Publishers in Scandinavia have long been ahead of the audio curve. Danish publisher Berlingske are one such publisher. Back in 2020, Berlingske introduced audio into each of their online articles. When pressing listen, users are prompted to subscribe. If they don’t they are unable to listen to articles. So far, the publisher has seen success with the strategy.
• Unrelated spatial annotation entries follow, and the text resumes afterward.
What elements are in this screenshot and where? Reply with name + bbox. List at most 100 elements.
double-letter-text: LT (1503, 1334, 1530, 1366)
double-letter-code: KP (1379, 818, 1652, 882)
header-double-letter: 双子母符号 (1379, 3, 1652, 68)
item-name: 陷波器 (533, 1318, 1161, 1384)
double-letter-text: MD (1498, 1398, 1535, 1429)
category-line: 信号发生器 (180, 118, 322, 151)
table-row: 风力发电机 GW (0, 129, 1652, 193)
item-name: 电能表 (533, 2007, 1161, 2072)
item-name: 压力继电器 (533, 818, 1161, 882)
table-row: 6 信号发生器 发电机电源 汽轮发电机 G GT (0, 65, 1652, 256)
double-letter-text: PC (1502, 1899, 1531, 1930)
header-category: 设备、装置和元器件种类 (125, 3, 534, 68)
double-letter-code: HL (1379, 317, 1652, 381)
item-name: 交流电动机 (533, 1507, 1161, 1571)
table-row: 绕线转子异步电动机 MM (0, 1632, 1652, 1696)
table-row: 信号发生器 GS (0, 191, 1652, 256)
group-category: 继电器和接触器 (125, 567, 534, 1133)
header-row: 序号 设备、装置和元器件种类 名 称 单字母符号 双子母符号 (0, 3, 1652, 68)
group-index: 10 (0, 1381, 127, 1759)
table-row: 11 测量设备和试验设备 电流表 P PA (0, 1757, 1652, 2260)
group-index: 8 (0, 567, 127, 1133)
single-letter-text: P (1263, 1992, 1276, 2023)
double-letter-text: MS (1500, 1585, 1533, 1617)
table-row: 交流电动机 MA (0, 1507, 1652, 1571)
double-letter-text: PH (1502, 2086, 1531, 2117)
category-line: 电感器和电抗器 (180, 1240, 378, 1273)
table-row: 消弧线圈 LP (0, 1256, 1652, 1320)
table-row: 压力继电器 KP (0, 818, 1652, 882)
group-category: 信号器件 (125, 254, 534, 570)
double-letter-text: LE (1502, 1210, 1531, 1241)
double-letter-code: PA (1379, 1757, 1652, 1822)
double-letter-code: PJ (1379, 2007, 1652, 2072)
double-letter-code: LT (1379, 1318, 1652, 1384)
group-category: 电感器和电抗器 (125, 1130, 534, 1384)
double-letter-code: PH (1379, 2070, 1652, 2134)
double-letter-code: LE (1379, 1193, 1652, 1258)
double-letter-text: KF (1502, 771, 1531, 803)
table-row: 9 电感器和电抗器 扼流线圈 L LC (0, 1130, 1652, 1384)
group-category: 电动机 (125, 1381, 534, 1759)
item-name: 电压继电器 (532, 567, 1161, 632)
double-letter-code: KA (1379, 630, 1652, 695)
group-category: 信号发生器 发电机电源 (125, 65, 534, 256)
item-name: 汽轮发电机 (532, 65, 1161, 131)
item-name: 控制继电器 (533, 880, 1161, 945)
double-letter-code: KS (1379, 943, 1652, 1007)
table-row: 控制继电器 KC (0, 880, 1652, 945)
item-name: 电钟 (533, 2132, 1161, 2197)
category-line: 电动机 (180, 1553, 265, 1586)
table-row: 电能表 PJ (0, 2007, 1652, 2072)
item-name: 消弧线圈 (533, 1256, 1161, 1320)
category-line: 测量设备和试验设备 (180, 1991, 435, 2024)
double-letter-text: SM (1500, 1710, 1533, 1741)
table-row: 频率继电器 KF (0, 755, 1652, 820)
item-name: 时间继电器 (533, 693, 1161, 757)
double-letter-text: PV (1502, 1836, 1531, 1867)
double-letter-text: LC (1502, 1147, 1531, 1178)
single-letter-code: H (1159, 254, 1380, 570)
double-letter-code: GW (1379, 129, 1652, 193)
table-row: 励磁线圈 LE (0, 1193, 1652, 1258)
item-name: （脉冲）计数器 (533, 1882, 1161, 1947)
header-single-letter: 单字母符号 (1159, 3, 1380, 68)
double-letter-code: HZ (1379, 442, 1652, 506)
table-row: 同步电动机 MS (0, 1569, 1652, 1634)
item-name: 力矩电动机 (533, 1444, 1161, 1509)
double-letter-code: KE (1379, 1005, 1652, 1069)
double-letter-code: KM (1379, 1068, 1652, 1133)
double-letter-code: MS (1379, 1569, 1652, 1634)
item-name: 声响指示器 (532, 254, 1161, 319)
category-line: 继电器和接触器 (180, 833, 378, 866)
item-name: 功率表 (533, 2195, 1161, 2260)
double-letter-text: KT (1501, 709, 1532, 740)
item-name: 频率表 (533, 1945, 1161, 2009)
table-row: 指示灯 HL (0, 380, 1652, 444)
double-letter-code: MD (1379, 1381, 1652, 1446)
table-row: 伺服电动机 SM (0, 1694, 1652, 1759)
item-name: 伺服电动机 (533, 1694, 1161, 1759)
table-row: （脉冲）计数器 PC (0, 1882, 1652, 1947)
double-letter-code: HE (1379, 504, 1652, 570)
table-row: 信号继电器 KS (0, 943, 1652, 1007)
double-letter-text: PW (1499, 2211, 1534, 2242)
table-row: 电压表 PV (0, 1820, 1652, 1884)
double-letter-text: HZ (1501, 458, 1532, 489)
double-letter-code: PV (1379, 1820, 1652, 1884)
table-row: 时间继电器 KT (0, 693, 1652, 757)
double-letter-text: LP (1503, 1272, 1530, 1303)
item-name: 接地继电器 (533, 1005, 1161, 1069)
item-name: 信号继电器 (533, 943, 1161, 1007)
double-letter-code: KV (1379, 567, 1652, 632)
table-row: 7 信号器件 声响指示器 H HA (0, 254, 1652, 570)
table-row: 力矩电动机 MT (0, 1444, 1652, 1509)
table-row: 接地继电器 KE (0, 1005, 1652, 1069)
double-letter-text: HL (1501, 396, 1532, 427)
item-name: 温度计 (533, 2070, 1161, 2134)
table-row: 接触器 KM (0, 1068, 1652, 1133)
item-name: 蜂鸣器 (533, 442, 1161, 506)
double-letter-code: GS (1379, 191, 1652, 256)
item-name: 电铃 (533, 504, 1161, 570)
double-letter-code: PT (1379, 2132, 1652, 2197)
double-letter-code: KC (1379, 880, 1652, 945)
“Since the launch, we’ve seen an increase in new subscribers and considerable growth in the number of listens.”Claus Danboe Poulsen, Product Owner, Berlingske
Berlingske are not the only publisher to make audio a subscriber-only product. English-language publication The Japan Times have adopted audio in their subscriber strategy for 2 main reasons:
- To help with the language study of non-native readers
- For native readers who want to listen to content
In their unique position as a publisher using a non-native language, The Japan Times are able to leverage their wide reach. Since their audio integration is a recent feature, the publisher lacks concrete figures about the conversion success of their audio tools, but subscriber surveys have found that readers have a very strong interest in their audio capacity.
“We expect audio to remain firmly behind the paywall. Subscriptions are the main revenue focus this year, and audio has proven to be an effective conversion and retention tool.”Patrick O’Flaherty, Co-Founder and CEO, BeyondWords
Using audio articles to win over younger users
Retention and engagement of audio users is particularly high amongst younger users. Listeners between the ages of 18-34 are 1.5x more likely to press play than those aged 35 and over. This presents a great strategic opportunity for publishers. This is particularly the case because, as Emma Tucker told the Digital Growth Summit, it is conceivable that more news content will be delivered in audio rather than print in the next 10 years.
“My experience of young people is not that they’re not interested in news, they are… they just like to hear it through headphones.”Emma Tucker, Editor, The Sunday Times
Danish publisher Zetland found that over 30% of their paying members are under the age of 30. The publisher became increasingly popular since their 3 longform articles released each day are all available as audio articles. Each article is read by their own reporter. Co-Founder and Editor-in-Chief added that the audio has a collaborative “campfire feel to it”.
A similar success story comes from Tortoise Media. At the Digital Growth Summit, Katie Vanneck-Smith told us that the UK “slow news” publisher release their weekly article in audio format after studying consumption trends. As a result, Tortoise boasts an average subscriber age of 29 years old. It really does seem like audio is likely to be an extremely strategic tool in engaging the under 35s.